At FC Barcelona, ​​Soriano was unable to carry out his plan. In 2008, the same year that Sheikh Mansour became the owner of Manchester City, Soriano left Barca over a dispute in the board. Four years later, he became a director at City and began building the City Football Group. According to an American model. With the difference that football players – unlike NBA or Major League baseball players – represent value in the form of transfer fees. This makes the creation of a football conglomerate even more financially attractive. You can let young talents gain experience at smaller clubs within the group so that they become more valuable, and then promote them within the group or sell them.

“We believe (…) that trading non-core players is profitable,” CFG summed up in a confidential talent development plan leaked several years ago via Football Leaks† “Lending players is the best route for developing players and creating value.” The club expected a 24 percent return on investment.

“In theory, all parties involved benefit from it,” said football economist Kieran Maguire (University of Liverpool) of City’s strategy. “The parent company in the form of brand awareness, talent development and the opportunity to experiment with new football insights on a large scale. The small clubs because they gain access to knowledge, facilities and a reservoir of players that would otherwise remain inaccessible.” According to Maguire, the motivation for CFG to add European clubs to the group has become even greater due to Brexit. Since then, City has been unable to bring EU players under the age of 18 to England. Satellite clubs then offer the opportunity to capture young European talents.

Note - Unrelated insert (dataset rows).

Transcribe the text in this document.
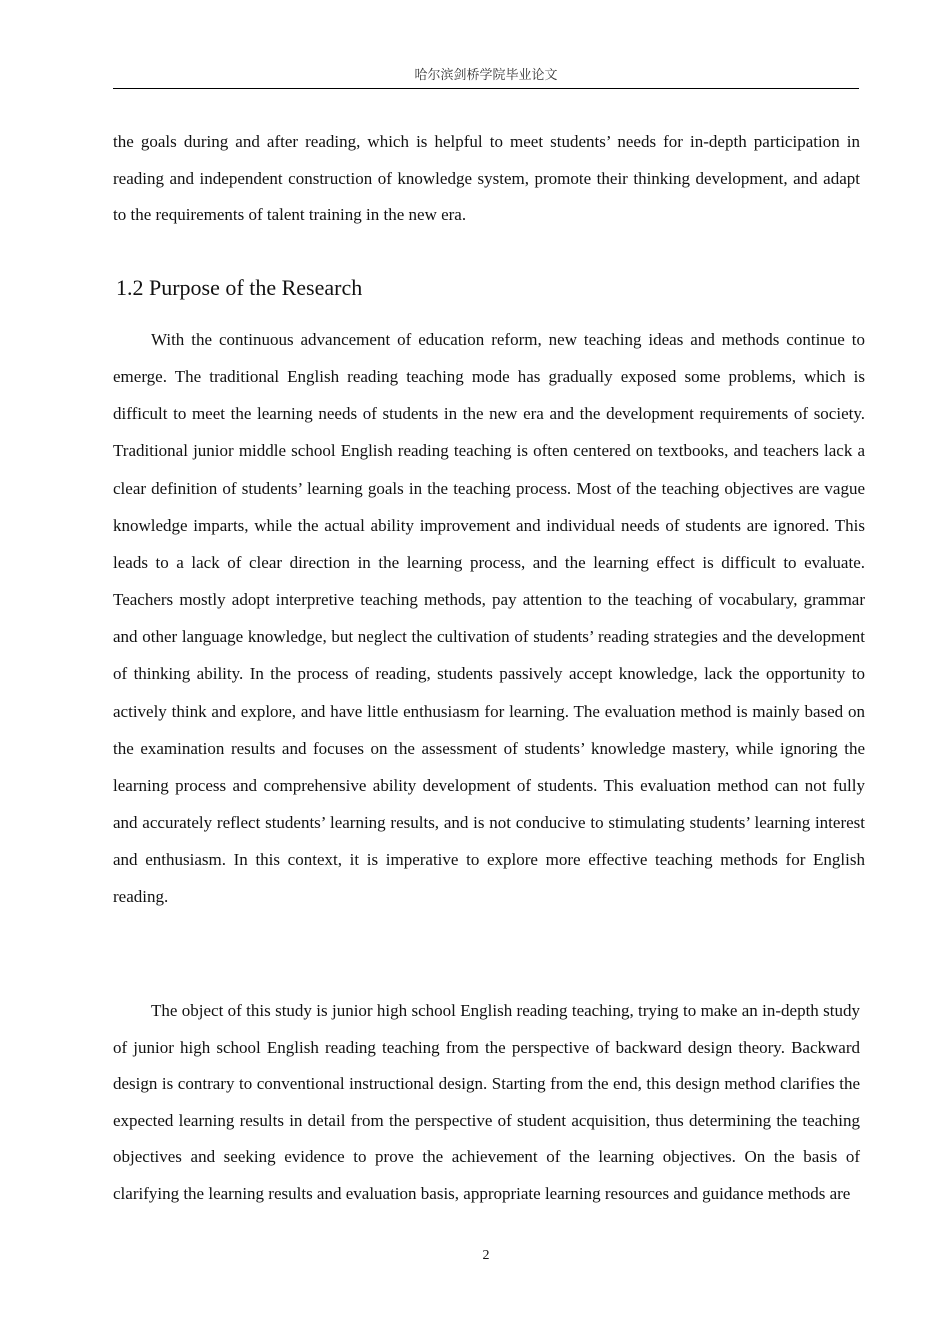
哈尔滨剑桥学院毕业论文

the goals during and after reading, which is helpful to meet students’ needs for in-depth participation in reading and independent construction of knowledge system, promote their thinking development, and adapt to the requirements of talent training in the new era.

1.2 Purpose of the Research

With the continuous advancement of education reform, new teaching ideas and methods continue to emerge. The traditional English reading teaching mode has gradually exposed some problems, which is difficult to meet the learning needs of students in the new era and the development requirements of society. Traditional junior middle school English reading teaching is often centered on textbooks, and teachers lack a clear definition of students’ learning goals in the teaching process. Most of the teaching objectives are vague knowledge imparts, while the actual ability improvement and individual needs of students are ignored. This leads to a lack of clear direction in the learning process, and the learning effect is difficult to evaluate. Teachers mostly adopt interpretive teaching methods, pay attention to the teaching of vocabulary, grammar and other language knowledge, but neglect the cultivation of students’ reading strategies and the development of thinking ability. In the process of reading, students passively accept knowledge, lack the opportunity to actively think and explore, and have little enthusiasm for learning. The evaluation method is mainly based on the examination results and focuses on the assessment of students’ knowledge mastery, while ignoring the learning process and comprehensive ability development of students. This evaluation method can not fully and accurately reflect students’ learning results, and is not conducive to stimulating students’ learning interest and enthusiasm. In this context, it is imperative to explore more effective teaching methods for English reading.

The object of this study is junior high school English reading teaching, trying to make an in-depth study of junior high school English reading teaching from the perspective of backward design theory. Backward design is contrary to conventional instructional design. Starting from the end, this design method clarifies the expected learning results in detail from the perspective of student acquisition, thus determining the teaching objectives and seeking evidence to prove the achievement of the learning objectives. On the basis of clarifying the learning results and evaluation basis, appropriate learning resources and guidance methods are

2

Also read: Cult club NAC, the concern child of Manchester City (2018)

In Breda they have been familiar with the supposed advantages of the City model for years. NAC entered into a partnership with the club from Manchester in 2016. He invested in the training complex and sent a handful of rental players to Breda every summer, including trendsetters such as creative midfielder Manu García, attacker Thierry Ambrose and defender José Angeliño. NAC only had to pay board and lodging, the salaries were paid by City.

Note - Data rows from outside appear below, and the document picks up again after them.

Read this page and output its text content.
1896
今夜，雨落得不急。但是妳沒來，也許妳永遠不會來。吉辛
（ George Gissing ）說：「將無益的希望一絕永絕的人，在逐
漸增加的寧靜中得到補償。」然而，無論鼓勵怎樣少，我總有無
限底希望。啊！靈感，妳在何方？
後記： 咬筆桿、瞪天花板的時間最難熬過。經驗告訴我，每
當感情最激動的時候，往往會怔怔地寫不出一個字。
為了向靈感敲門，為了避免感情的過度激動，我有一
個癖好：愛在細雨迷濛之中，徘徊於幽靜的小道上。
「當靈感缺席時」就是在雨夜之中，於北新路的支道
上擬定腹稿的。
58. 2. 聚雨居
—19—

However, the euphoria was short-lived. Other City mercenaries turned out to be much less good, sometimes even downright bad. But NAC did have a best-efforts obligation to set up borrowed players for at least half the number of playing minutes in the Eredivisie, against even three-quarters of the available playing time in the Eerste Divisie, where the club soon ended up. The ‘dream’, as the then general manager of NAC called it at the start of the collaboration, to see the big stars from the Champions League play in the NAC stadium, remained just that: a dream. Last summer, the five-year deal with City expired, it was not renewed.

scare

A deal with City is therefore no guarantee of sporting success, NAC supporters know. This image is confirmed by a look across the border, at City satellites SK Lommel and Troyes. The latter is fifteenth in the French Ligue 1 and is not yet safe from relegation. Lommel, who was incorporated by CFG in the summer of 2020, is penultimate at the second level in Belgium and has worn out three trainers this season. Chairman Paul Kerkhofs said in an interview last year that City has plans for a smaller stadium and mainly wants to focus on the “digital experience” for people who watch matches at home.

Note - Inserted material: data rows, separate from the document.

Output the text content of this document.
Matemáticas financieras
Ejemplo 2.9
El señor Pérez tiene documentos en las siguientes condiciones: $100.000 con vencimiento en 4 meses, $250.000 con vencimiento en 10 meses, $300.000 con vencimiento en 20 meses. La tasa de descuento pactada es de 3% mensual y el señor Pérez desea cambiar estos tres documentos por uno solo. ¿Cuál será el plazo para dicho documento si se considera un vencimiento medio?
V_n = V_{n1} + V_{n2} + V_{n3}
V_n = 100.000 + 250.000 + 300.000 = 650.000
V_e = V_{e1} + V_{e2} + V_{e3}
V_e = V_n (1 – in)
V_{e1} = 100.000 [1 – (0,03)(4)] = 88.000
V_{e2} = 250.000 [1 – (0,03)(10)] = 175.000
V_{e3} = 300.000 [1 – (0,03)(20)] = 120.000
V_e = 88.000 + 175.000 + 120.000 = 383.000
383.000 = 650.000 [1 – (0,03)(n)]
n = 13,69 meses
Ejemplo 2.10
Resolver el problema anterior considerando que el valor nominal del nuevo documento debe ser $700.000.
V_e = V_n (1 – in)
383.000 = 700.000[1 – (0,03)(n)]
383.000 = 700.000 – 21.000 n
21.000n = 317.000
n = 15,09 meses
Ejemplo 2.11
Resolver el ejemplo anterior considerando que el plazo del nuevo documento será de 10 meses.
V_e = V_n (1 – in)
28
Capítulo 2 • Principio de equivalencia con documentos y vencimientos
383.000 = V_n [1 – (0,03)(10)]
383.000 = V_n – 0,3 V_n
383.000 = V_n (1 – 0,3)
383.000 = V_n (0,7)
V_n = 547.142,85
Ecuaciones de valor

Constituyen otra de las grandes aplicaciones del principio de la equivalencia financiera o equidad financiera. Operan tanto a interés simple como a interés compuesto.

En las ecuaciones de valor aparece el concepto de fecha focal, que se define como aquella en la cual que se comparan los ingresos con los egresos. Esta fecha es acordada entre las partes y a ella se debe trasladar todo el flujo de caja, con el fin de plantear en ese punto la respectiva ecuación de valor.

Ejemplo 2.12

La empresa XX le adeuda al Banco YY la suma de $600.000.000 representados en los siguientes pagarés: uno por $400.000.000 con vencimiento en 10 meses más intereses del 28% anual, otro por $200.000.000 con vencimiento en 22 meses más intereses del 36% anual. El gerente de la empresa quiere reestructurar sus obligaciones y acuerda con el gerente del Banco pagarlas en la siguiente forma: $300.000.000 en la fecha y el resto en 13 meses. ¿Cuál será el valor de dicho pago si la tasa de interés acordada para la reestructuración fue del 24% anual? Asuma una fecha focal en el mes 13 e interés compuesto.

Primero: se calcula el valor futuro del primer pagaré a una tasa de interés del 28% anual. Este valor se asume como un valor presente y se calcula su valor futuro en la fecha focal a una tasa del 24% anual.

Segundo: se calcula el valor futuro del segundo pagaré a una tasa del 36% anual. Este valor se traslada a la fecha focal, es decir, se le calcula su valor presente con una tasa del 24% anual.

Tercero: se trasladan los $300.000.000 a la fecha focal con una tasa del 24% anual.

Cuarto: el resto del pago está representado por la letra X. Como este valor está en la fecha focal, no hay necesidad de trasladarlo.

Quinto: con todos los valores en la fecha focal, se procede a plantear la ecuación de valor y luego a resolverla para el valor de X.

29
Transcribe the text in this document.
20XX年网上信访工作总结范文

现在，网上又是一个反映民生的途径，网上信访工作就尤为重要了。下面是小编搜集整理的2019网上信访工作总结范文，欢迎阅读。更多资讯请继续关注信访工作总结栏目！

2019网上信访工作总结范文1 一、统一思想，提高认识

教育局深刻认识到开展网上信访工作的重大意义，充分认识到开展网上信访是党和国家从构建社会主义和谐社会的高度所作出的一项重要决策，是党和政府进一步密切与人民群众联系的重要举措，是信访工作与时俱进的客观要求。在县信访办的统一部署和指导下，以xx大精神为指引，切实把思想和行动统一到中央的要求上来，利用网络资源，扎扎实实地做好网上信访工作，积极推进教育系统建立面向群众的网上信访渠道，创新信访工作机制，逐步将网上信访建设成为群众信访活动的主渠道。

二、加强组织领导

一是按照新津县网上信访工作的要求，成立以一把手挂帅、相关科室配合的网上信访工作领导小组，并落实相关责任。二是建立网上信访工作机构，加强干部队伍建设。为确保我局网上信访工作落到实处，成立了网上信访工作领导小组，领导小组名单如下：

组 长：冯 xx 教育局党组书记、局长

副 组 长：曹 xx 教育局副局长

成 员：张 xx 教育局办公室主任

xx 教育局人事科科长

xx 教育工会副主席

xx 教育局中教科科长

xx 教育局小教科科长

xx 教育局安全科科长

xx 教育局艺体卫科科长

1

It is a nightmare for fanatical NAC supporters, such as Levien den Boer. Despite the agreement between shareholders and City, he is hopeful that the deal will fail. Den Boer expects the Noad Foundation to reject the acquisition by CFG because it goes against everything NAC stands for, he says. Supporters and sponsors are already preparing an alternative offer. Karel Vrolijk, a local building contractor who was in the race to buy NAC before City came forward, also said he was still interested.

Den Boer: „I am already looking forward to the first home game after City has dropped out. The atmosphere in the stadium will then be electric.”